The floor to this bog ken is a little more elaborate than that of the last described camp because the poles have all been halved before laying them for the floor. These are supposed to be afterwards covered with browse, hay, or rushes and the roof shingled with bark or thatched.
Thatching
Soak your straw or hay well in water and smooth it out flat and regular. The steeper the roofs the longer the thatch will last. In this bog ken our roof happens to be a rounded one, an arched roof; but it is sheltering a temporary house and the thatch will last as long as the shack. While the real pioneer uses whatever material he finds at hand, it does no harm for him to know that to make a really good thatch one should use only straw which is fully ripe and has been thrashed clean with an old-fashioned flail. The straw must be clear of all seed or grain and kept straight, not mussed up, crumpled, and broken. If any grain is left in the straw it will attract field-mice, birds, domestic mice and rats, domestic turkeys and chickens, and these creatures in burrowing and scratching for food will play havoc with the roof.
[Fig. 66.] [Fig. 67.] [Fig. 68.] [Fig. 69.]
Details of bog ken.
It is not necessary to have straight and even rafters, because the humps, bumps, and hollows caused by crooked sticks are concealed by the mattress of straw. Take a bundle of thatch in your hands, squeeze it together, and place it so that the butt ends project about three inches beyond the floor (A, [Fig. 66]); tie the thatch closely to the lower rafter and the one next above it, using for the purpose twine, marlin, raffia, or well-twisted white hickory bark. This first row should be thus tied near both ends to prevent the wind from getting under it and lifting it up. Next put on another row of wisps of thatch over the first and the butt ends come even with the first, but tie this one to the third row of rafters not shown in diagram. The butts of the third row of thatch (B, Fig. [66]) should be about nine inches up on the front rows; put this on as before and proceed the same way with C, D, E, and F, [Fig. 66], until the roof is completed. The thatch should be ten or twelve inches thick for a permanent hut but need not be so for a temporary shed.
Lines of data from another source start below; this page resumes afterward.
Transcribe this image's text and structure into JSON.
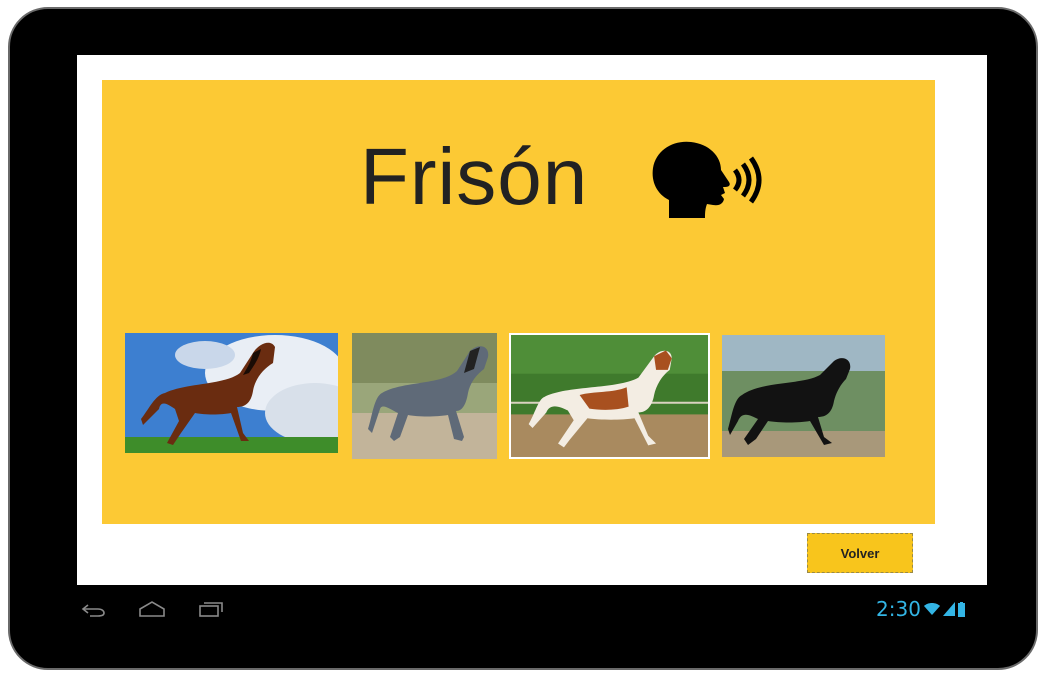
{
  "header": {
    "title": "Frisón",
    "speak_icon": "speaking-head-icon"
  },
  "gallery": {
    "images": [
      {
        "subject": "bay-horse-galloping"
      },
      {
        "subject": "blue-roan-horse"
      },
      {
        "subject": "pinto-horse-running"
      },
      {
        "subject": "black-friesian-horse"
      }
    ]
  },
  "actions": {
    "back_label": "Volver"
  },
  "system_bar": {
    "time": "2:30",
    "icons": [
      "back-icon",
      "home-icon",
      "recent-apps-icon",
      "wifi-icon",
      "signal-icon",
      "battery-icon"
    ]
  },
  "colors": {
    "panel": "#fcc934",
    "button": "#f8c51c",
    "status_accent": "#33b5e5",
    "frame": "#000000"
  }
}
As there is no comb to this roof the top must be protected where the thatches from each side join, and to do this fasten a thatch over the top and bind it on both sides but not in the middle, so that it covers the meeting of the thatches on both sides of the shack; this top piece should be stitched or bound on with wire if you have it, or fastened with willow withe or even wisps of straw if you are an expert. A house, twenty by thirty feet, made of material found on the place and thatched with straw costs the builder only fifty cents for nails and four days' work for two persons. A good thatched roof will last as long as a modern shingle roof, for in olden days when shingles were good and split out of blocks, not sawed, and were well seasoned before using, they were not expected to last much over fifteen years; a well-made thatched roof will last fifteen or twenty years.